Гракх Бабёф и заговор «равных» | страница 45
Вскоре после ареста, в марте 1795 г. Бабёф был переведен в тюрьму Боде, что в Аррасе. Он был в изоляции от общества и вдалеке от Парижа, когда Франция и столица пережили ряд ярких событий, существенно повлиявших на дальнейшую эволюцию социального и политического устройства.
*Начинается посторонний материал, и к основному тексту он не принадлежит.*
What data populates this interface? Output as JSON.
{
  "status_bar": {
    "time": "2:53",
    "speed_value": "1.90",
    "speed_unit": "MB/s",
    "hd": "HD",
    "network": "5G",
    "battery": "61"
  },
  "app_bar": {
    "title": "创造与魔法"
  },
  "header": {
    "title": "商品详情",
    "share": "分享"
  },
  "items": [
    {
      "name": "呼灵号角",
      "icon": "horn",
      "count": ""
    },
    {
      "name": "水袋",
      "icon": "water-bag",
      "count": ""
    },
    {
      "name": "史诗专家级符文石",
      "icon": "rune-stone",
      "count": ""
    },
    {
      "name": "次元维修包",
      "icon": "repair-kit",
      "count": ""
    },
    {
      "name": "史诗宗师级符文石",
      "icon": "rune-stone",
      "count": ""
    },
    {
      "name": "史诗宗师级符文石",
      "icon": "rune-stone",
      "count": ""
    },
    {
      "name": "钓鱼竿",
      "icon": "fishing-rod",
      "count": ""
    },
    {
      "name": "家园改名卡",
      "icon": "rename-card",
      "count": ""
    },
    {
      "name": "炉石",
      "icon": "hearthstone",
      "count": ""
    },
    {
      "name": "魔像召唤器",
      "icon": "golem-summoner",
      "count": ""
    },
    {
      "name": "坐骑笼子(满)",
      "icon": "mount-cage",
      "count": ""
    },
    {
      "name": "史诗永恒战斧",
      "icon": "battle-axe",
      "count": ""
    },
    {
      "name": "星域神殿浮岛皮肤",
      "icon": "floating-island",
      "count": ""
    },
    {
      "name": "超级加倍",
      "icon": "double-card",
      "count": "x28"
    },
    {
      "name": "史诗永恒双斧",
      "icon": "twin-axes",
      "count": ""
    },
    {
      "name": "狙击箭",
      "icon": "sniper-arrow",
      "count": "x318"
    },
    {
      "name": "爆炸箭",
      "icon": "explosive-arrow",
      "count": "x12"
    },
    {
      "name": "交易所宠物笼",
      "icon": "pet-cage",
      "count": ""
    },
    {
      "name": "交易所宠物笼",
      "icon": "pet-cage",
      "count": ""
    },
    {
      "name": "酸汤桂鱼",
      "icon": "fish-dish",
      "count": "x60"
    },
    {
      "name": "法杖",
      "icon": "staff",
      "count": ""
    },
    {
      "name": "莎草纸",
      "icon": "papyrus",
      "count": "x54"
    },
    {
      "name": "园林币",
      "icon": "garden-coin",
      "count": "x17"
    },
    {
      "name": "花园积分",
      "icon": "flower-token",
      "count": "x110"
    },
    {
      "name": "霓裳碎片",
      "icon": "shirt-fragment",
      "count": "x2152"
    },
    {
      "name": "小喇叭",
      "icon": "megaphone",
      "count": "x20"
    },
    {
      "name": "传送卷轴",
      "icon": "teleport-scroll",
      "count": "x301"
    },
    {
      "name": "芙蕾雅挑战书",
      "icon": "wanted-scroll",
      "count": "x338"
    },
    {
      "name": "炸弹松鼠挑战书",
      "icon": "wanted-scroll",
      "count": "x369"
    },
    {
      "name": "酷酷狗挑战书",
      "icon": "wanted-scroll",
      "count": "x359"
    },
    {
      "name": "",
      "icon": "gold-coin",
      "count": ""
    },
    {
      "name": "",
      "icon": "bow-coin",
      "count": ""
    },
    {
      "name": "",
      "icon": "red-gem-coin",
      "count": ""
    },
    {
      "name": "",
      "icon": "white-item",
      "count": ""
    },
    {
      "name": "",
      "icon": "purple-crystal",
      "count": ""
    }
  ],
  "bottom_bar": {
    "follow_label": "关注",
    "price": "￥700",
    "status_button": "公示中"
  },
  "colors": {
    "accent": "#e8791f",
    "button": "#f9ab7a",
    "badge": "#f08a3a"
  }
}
С одной стороны, весну 1795 г. можно назвать временем, когда правительство, продолжая свой курс на отказ от насилия, стремилось установить внешний и внутренний мир. Так, 17 февраля, а затем 20 апреля были подписаны соглашения об умиротворении с предводителями вандейского восстания. После успешных для Франции боевых действий были заключены мирные договоры: в феврале — с Тосканой, в апреле — с Пруссией, в мае — с Голландией; шли переговоры с уставшей воевать Испанией, мир с которой наступит в конце лета.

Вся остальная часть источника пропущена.